Building the Circuit
To build the circuit, attach a 220-ohm resistor to pin 13. Then attach the long leg of an LED (the positive leg, called the anode) to the resistor. Attach the short leg (the negative leg, called the cathode) to ground. Then plug your Arduino board into your computer, start the Arduino program, and enter the code below. Note: Most Arduino boards already have an LED attached to pin 13 on the board itself. If you run this example with no hardware attached, you should see that LED blink.
You may also set up your blinking light using a breadboard as in the image above. In this case, you’ll use the connectors to link the Arduino to the breadboard and make a complete circuit by having another connector going back to Arduino. You would need to include a separate light on the breadboard too. You can do this lesson either way…with or without the breadboard — it just depends on what materials you have provided to you and if your team wishes to gain some experience on the breadboard.
Note: Some content and images on this page are derived from Arduino.cc via their Arduino getting started guide (http://arduino.cc/en/Guide/HomePage)
Schematic
This illustration or schematic shows how the circuit for the light works in the Arduino.
Code
In the program below, the first thing you do is to initialize pin 13 as an output pin with the line
pinMode(13, OUTPUT);
In the main loop, you turn the LED on with the line:
digitalWrite(13, HIGH);
This supplies 5 volts to pin 13. That creates a voltage difference across the pins of the LED, and lights it up. Then you turn it off with the line:
digitalWrite(13, LOW);
That takes pin 13 back to 0 volts, and turns the LED off. In between the on and the off, you want enough time for a person to see the change, so the delay() commands tell the Arduino to do nothing for 1000 milliseconds, or one second. When you use the delay() command, nothing else happens for that amount of time.
/*
Blink
Turns on an LED on for one second, then off for one second, repeatedly.
This example code is in the public domain.
*/
// Pin 13 has an LED connected on most Arduino boards.
// give it a name:
int led = 13;
// the setup routine runs once when you press reset:
void setup() {
// initialize the digital pin as an output.
pinMode(led, OUTPUT);
}
// the loop routine runs over and over again forever:
void loop() {
digitalWrite(led, HIGH); // turn the LED on (HIGH is the voltage level)
delay(1000); // wait for a second
digitalWrite(led, LOW); // turn the LED off by making the voltage LOW
delay(1000); // wait for a second
}
Reflection
Complete the reflection questions below:
1) What challenges did you have, if any, to programming the Arduino to blink on and off at 1 second intervals? How did you resolve any challenges you encountered?
2) Were you able to adjust the code to change the intervals to 5 seconds on and 2 seconds off?

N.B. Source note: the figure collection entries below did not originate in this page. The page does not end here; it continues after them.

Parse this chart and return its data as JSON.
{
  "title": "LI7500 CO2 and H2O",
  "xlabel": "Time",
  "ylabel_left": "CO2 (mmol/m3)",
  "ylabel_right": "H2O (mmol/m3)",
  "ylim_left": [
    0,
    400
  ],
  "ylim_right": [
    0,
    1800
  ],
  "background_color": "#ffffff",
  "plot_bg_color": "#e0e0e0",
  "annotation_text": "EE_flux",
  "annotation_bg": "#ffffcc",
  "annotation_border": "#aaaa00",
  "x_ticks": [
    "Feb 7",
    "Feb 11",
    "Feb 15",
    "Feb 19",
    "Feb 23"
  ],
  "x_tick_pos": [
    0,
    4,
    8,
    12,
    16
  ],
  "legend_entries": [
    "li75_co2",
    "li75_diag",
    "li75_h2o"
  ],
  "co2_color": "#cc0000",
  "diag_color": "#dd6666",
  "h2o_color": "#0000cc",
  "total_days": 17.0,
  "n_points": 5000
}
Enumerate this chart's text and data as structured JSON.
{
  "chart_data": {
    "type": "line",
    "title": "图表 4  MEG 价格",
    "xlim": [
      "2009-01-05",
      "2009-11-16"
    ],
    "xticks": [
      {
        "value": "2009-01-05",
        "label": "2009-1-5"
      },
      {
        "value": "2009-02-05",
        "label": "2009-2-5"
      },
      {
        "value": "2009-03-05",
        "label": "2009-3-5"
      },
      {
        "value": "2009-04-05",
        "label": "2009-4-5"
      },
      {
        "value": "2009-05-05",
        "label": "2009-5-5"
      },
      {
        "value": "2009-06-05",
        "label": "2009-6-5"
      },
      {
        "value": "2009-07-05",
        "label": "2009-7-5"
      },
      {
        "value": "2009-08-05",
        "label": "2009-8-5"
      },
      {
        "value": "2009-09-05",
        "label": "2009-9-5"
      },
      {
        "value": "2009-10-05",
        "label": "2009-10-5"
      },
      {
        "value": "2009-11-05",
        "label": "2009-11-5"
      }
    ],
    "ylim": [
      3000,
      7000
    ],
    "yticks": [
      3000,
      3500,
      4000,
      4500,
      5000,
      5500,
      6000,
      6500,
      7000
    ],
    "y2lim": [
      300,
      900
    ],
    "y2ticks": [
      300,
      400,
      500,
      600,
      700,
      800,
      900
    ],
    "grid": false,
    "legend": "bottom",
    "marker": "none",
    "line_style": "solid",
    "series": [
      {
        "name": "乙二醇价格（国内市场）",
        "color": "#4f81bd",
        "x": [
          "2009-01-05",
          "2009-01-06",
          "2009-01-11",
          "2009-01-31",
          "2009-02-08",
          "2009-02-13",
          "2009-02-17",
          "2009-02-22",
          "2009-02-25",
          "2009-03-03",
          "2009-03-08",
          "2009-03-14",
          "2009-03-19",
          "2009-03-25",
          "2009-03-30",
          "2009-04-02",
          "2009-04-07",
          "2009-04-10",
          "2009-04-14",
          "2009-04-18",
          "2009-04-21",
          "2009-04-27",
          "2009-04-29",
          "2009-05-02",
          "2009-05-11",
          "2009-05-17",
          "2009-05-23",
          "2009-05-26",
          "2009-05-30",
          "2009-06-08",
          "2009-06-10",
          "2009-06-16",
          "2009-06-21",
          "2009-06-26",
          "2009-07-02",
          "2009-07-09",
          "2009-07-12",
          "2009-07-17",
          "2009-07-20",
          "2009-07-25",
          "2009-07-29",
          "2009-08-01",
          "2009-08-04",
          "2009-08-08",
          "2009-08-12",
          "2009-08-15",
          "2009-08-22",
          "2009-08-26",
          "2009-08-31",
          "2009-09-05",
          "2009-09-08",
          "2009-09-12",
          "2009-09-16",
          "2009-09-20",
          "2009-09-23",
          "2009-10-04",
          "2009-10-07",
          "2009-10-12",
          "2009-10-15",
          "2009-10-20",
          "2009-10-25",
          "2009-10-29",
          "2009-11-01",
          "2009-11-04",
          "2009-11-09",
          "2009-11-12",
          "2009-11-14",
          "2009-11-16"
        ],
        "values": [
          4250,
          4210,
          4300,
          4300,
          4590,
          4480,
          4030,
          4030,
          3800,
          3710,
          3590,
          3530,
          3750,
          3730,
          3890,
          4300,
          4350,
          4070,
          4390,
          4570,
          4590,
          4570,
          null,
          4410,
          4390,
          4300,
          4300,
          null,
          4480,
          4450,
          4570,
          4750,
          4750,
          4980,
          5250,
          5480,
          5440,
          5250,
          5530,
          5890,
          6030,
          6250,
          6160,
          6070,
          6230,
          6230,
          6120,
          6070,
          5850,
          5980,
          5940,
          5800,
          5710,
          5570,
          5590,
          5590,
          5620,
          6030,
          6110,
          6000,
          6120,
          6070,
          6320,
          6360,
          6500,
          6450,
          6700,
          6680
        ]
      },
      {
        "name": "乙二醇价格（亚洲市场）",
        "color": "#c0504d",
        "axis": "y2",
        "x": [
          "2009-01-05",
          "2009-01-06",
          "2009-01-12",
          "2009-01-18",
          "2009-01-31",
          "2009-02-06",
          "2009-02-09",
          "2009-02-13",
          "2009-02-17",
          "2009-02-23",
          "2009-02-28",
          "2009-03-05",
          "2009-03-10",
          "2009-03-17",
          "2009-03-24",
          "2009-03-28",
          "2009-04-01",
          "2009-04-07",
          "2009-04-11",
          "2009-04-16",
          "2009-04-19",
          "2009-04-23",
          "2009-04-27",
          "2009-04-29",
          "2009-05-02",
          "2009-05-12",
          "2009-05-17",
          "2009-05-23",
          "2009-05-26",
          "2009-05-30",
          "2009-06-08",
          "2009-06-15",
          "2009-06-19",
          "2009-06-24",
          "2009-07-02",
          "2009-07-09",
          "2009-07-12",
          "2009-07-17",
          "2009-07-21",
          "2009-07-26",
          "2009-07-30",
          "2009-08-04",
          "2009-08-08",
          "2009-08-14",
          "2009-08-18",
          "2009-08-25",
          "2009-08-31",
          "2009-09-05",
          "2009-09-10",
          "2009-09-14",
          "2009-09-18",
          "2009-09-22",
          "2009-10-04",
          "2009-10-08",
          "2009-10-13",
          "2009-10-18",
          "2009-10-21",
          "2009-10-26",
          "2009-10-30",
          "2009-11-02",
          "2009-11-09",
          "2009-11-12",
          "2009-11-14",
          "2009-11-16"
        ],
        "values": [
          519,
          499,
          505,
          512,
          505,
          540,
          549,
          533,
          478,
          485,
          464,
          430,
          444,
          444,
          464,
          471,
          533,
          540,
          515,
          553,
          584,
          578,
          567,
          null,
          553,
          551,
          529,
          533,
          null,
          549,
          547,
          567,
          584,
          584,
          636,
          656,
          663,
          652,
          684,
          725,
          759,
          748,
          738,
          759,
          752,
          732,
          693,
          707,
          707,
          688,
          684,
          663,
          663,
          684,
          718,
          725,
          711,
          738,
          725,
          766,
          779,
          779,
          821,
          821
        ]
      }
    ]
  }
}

3) Do you think that this activity was more rewarding to do as a team, or would you have preferred to work alone on it? Why?
4) What do you think about the Arduino? Was it a good way for you and your team to explore basic computer programming?
5) How complicated or different do you think code would be to provide instructions to a cell phone to play a particular ringtone?
6) Do you think that stoplights use computer programming to provide a pattern for lights changing at intersections? How do you think stoplights were coordinated prior to computer technology?